Auf die Wirtschaft kommt es an, Dummkopf! – dieser in den Neunzigerjahren geprägte Slogan hat immer wieder amerikanische Präsidentenwahlen entschieden. Gerade wenn der Amtsinhaber erneut antritt, geht es in den unmittelbar vor der Stimmabgabe so wichtigen Fernsehduellen zwischen republikanischem und demokratischem Kandidaten im Kern eigentlich nur um zwei Fragen: Haben mehr oder weniger Menschen einen Job als vor vier Jahren? Sind die Jobs besser oder schlechter bezahlt als früher?

Das sind die zentralen Alltagsthemen, die für die Wähler und ihre Familien wirklich wichtig sind. Alles andere ist mehr oder weniger nebensächlich. Auch für den Durchschnittsamerikaner bleibt die grosse Geopolitik eben relativ weit aussen vor.

Stärker noch als in der Vergangenheit dürfte 2020 die wirtschaftliche Lage der Schlüsselfaktor für den Sitz im Weissen Haus sein. Denn Donald Trump hat seine nun noch anderthalb Jahre laufende Präsidentschaft unter dem Dogma des «America First» auf zwei ganz einfache Regeln aufgesetzt: Kauf amerikanische Produkte, und stell amerikanische Arbeitskräfte ein. Bei aller europäischen Kritik an Donald Trumps ungehobelter Twitter-Diplomatie kann der Amtsinhaber beträchtliche Erfolge vorweisen (die auch – im wenig wahrscheinlichen Fall, dass Donald Trump selbst nicht wieder antreten wird – republikanischen Nachfolgern zugutekommen würden).

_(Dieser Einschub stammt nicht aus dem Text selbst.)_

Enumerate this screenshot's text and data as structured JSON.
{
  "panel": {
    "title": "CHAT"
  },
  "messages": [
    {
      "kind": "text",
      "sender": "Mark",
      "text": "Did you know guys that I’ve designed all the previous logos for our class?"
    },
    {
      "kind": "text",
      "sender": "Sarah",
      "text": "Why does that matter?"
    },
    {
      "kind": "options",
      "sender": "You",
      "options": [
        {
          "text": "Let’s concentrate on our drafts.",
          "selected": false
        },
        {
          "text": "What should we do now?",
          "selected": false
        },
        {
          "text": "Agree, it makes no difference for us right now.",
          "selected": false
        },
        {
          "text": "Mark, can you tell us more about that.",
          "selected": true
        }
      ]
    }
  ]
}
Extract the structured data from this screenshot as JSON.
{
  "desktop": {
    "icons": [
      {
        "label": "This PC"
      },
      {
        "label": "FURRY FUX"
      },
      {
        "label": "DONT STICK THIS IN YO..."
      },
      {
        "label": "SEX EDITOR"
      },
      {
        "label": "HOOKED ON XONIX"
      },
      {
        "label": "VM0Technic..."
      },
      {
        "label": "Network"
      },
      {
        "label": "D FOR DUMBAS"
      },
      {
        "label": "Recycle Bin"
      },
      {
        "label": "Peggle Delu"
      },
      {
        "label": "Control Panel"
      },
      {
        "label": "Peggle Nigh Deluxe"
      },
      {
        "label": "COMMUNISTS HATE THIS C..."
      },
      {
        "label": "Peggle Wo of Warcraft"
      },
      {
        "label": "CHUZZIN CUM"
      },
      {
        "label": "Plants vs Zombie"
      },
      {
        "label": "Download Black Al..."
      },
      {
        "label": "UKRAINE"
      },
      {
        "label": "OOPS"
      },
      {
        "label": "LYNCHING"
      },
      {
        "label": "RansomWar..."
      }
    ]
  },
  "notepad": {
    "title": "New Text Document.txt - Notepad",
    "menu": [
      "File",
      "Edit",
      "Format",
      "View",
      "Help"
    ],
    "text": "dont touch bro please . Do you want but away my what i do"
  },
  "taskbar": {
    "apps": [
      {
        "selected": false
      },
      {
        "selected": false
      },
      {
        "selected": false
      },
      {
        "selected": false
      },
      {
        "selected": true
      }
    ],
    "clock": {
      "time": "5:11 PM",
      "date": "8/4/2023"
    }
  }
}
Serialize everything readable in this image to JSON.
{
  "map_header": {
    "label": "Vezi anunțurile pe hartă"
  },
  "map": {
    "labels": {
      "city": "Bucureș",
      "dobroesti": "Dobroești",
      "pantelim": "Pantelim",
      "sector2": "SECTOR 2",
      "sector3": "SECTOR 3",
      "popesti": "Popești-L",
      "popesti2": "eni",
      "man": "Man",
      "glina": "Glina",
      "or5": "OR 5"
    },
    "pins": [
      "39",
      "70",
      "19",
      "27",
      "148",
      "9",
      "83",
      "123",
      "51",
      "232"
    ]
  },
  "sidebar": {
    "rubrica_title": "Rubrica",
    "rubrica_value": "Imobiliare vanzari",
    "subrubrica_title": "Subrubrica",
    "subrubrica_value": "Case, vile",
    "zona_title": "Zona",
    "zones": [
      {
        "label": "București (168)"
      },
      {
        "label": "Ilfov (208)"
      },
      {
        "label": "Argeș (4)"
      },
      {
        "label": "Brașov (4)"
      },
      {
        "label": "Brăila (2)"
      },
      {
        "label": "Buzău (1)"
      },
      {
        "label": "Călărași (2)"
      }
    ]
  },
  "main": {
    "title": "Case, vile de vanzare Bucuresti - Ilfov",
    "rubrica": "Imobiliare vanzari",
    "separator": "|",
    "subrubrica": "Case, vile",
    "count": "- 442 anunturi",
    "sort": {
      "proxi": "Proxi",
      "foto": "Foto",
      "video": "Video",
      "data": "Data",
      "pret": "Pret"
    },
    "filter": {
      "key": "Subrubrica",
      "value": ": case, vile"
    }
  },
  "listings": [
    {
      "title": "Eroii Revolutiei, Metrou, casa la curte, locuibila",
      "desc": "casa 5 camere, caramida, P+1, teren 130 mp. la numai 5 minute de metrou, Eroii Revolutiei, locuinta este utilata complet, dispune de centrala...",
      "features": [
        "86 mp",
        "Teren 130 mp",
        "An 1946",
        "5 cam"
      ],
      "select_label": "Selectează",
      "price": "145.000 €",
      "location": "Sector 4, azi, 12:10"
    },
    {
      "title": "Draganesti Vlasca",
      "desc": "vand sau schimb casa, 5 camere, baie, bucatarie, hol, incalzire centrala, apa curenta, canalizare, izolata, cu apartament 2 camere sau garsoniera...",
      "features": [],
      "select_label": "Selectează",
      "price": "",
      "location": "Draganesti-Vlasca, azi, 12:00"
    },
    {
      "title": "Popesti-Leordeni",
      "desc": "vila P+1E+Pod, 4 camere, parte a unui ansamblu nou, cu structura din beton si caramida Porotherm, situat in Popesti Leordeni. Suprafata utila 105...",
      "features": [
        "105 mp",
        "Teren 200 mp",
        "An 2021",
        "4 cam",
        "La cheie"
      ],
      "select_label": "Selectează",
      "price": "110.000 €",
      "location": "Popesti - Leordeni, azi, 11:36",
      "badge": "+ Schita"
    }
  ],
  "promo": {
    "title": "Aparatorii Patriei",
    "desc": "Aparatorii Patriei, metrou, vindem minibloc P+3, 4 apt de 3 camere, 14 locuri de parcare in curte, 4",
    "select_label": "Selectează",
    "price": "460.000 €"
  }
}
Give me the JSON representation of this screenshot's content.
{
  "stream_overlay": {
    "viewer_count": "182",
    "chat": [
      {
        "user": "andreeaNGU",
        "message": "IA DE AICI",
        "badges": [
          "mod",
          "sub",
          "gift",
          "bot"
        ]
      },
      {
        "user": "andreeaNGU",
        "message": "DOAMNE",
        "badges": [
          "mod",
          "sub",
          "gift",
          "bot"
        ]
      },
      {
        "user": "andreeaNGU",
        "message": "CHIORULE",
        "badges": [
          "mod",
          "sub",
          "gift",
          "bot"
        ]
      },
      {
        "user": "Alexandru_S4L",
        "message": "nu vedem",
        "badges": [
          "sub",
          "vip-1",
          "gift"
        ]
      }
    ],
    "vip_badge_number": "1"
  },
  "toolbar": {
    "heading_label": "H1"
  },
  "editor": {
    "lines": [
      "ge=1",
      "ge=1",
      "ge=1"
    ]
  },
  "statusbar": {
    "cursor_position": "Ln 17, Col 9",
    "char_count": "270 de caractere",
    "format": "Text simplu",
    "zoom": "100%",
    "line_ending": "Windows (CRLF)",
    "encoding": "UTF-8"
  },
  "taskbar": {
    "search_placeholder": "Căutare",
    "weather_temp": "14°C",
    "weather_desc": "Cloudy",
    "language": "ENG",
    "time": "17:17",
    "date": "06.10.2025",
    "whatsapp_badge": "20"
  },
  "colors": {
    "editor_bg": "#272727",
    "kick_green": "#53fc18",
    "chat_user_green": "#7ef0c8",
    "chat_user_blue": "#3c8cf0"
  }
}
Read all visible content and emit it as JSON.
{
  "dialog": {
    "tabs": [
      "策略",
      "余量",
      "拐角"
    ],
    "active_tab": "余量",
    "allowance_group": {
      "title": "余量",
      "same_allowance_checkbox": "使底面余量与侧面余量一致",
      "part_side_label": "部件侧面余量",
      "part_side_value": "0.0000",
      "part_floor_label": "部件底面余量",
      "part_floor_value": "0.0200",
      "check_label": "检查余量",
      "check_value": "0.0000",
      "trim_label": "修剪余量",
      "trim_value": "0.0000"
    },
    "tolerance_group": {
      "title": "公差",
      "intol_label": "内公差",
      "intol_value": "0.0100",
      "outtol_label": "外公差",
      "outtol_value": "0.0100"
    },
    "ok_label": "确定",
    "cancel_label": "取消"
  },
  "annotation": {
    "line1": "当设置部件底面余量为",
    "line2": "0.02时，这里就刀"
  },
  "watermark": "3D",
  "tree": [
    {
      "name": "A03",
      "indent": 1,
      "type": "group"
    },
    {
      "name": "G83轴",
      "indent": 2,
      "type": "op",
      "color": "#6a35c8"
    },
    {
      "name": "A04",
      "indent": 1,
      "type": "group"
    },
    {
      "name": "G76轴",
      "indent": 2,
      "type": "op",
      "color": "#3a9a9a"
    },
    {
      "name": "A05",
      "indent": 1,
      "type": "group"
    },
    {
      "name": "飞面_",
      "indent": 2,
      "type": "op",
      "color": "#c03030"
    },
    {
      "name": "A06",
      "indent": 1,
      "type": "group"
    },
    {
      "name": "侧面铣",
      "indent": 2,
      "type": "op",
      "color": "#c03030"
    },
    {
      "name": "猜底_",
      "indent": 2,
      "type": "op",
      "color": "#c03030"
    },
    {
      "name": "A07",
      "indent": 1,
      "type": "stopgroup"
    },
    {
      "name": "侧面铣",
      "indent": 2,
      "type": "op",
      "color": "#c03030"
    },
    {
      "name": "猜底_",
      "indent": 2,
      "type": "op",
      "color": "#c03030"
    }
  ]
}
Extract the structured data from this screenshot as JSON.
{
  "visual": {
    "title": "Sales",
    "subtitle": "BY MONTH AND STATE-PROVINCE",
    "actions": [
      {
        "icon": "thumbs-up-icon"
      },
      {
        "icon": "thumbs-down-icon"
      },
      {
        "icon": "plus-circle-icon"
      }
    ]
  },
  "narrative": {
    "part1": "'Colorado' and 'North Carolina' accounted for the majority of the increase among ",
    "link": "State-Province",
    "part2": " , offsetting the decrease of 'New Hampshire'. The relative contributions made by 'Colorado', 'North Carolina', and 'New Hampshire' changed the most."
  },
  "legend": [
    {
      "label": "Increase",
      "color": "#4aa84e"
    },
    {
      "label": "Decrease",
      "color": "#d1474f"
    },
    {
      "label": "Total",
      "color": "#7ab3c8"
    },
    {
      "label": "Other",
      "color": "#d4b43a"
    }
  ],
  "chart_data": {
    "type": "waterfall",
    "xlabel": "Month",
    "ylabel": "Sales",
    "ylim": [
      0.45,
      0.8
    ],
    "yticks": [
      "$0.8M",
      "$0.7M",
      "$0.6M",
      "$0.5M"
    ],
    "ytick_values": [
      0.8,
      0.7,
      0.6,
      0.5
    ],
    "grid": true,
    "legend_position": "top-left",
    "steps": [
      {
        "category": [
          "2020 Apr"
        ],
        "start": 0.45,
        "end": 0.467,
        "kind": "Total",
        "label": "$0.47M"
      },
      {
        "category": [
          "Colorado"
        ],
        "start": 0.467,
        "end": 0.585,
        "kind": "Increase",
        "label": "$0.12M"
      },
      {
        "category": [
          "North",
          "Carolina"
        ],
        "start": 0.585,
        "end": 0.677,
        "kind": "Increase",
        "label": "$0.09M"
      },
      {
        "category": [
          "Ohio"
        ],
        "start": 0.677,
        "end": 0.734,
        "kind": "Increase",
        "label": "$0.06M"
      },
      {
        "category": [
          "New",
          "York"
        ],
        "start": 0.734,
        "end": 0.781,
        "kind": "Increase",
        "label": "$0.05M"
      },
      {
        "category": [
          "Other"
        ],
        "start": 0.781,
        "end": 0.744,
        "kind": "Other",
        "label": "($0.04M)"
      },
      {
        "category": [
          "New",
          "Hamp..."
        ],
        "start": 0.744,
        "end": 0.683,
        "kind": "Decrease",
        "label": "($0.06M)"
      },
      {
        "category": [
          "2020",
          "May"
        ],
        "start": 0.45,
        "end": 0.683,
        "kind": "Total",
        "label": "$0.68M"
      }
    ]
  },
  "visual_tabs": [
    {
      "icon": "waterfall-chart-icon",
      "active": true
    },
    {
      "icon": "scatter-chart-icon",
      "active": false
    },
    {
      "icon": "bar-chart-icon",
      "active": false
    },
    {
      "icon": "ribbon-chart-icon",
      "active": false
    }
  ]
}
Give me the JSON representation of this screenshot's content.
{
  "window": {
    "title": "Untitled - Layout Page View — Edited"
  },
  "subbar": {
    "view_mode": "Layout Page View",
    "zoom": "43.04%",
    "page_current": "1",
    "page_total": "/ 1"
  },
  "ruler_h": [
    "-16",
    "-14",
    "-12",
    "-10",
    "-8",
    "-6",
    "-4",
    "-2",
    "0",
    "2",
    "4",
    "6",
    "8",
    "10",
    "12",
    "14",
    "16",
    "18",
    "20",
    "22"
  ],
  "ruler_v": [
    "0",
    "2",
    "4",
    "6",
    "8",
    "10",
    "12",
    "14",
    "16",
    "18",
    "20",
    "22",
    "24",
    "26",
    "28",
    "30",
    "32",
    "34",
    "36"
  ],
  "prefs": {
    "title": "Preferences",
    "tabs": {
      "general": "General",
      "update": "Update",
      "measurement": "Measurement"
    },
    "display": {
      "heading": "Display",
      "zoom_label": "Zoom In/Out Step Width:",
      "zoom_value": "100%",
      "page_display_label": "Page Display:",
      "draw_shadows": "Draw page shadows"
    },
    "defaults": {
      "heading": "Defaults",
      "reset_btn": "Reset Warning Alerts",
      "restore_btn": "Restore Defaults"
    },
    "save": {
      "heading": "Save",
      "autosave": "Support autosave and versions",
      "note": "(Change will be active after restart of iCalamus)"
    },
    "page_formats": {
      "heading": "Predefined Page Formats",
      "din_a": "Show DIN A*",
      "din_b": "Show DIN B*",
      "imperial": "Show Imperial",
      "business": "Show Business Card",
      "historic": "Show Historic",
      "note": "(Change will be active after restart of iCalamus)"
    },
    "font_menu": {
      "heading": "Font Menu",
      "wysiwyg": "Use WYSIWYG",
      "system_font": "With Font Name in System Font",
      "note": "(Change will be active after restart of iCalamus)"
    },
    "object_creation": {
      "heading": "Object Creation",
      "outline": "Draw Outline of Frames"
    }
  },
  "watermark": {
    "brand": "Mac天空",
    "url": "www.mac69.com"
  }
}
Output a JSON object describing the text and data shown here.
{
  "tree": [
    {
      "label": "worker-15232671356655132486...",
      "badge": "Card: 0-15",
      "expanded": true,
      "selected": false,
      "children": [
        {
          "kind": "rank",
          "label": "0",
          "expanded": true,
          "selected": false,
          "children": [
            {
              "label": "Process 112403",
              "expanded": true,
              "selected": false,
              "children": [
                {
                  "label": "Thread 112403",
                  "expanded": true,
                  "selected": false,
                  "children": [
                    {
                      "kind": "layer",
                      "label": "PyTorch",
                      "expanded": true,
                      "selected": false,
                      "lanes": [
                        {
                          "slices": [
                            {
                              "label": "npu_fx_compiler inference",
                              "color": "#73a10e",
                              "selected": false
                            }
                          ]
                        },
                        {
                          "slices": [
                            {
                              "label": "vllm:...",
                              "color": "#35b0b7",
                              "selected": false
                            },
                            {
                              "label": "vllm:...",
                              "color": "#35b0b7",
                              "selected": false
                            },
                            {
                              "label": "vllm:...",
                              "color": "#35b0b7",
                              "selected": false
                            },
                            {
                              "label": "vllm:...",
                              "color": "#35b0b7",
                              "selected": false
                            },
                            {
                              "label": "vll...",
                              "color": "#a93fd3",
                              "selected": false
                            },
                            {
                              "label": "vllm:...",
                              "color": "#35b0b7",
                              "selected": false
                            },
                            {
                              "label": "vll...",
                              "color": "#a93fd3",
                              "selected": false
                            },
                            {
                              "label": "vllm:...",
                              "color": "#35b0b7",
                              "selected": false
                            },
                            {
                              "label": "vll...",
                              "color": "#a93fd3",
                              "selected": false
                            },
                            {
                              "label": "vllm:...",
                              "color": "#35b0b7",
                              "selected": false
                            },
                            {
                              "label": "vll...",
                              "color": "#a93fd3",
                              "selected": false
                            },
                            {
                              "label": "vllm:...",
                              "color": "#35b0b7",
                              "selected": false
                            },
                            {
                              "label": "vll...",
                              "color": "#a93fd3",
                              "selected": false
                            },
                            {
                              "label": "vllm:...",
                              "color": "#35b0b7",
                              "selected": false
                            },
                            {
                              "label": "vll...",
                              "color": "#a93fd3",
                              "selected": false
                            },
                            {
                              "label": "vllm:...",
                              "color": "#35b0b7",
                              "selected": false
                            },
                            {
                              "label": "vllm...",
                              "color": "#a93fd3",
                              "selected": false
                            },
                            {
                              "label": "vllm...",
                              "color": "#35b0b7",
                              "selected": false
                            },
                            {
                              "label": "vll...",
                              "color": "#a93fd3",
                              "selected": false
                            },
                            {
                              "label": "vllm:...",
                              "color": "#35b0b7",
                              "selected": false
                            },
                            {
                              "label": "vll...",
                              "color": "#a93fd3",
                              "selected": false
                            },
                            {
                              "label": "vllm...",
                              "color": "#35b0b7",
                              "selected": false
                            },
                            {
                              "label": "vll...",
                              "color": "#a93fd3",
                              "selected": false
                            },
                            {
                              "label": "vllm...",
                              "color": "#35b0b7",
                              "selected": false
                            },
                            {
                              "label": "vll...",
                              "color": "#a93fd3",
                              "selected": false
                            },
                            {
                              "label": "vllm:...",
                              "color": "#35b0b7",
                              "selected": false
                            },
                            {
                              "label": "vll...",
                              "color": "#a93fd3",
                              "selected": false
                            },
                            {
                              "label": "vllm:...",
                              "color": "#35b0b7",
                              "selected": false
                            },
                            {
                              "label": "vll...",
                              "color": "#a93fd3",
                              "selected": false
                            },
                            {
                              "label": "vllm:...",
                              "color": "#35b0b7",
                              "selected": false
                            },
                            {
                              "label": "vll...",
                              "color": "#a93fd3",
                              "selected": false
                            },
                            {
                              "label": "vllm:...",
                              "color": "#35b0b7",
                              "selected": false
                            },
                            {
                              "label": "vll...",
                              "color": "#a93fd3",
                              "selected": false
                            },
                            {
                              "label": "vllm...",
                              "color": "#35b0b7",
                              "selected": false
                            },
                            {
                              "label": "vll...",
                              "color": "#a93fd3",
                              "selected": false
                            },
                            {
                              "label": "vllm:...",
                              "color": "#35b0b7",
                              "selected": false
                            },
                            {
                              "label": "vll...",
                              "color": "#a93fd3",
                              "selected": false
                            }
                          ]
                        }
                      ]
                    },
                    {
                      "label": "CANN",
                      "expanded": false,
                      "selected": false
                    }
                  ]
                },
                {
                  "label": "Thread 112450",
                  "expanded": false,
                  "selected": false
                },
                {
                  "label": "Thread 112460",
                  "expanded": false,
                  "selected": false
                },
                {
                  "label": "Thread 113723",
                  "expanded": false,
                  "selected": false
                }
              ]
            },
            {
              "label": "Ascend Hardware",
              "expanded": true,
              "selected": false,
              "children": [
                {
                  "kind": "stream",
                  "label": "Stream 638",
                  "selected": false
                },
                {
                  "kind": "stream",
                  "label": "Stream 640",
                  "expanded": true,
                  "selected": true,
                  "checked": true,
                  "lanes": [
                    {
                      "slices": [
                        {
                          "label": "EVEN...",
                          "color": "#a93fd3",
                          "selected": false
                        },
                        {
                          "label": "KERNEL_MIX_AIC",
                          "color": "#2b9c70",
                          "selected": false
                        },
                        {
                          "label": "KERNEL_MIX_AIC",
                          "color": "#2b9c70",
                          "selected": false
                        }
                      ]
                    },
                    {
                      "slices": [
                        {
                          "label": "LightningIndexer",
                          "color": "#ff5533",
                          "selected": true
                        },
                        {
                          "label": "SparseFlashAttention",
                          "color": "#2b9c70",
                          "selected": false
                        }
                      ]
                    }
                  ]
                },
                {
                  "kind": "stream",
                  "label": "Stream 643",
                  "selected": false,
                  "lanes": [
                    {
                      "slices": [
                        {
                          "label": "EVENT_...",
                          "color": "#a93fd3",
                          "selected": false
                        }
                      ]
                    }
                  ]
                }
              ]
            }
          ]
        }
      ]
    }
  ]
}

Börse performte besser unter Obama

Unwichtig, ob dank oder trotz Donald Trump, die US-Wirtschaft entwickelt sich weiterhin durchaus positiv. Allen immer wieder geäusserten Ängsten zum Trotz war die letzte Rezession vor exakt zehn Jahren, und es gab in den vergangenen fünf Jahren nicht ein einziges Quartal ohne Expansion. Das aktuelle Jahreswachstum des realen Bruttoinlandprodukts liegt knapp unter 3% und damit oberhalb des Potenzials. Die Arbeitslosenquote ist mit 3,6% so niedrig wie seit fünfzig Jahren nicht mehr, die Beschäftigung erreicht Rekordniveau. Auch der Lohnzuwachs ist solide über 3% gegenüber dem Vorjahr. Der Mann im Weissen Haus hat geliefert, was er versprochen hat – beste Voraussetzungen für die Wiederwahl.

Allerdings, und für Donald Trump durchaus ein möglicher Stolperstein, ist der Amtsinhaber ein Mann der Wall Street, nicht der Main Street. Sein Erfolg misst sich in Investments und Renditen, nicht in Beschäftigung und Mindestlöhnen. It’s the Dow Jones, stupid, lautet sein Credo. Bis anhin hat er auch da seine vollmundigen Ankündigungen eingehalten und viele Erwartungen erfüllt. Zum Zeitpunkt des Amtsantritts im Januar 2017 lag der Dow Jones leicht unter 20 000, heute steht er über 26 000 – ein Plus von gut 30%.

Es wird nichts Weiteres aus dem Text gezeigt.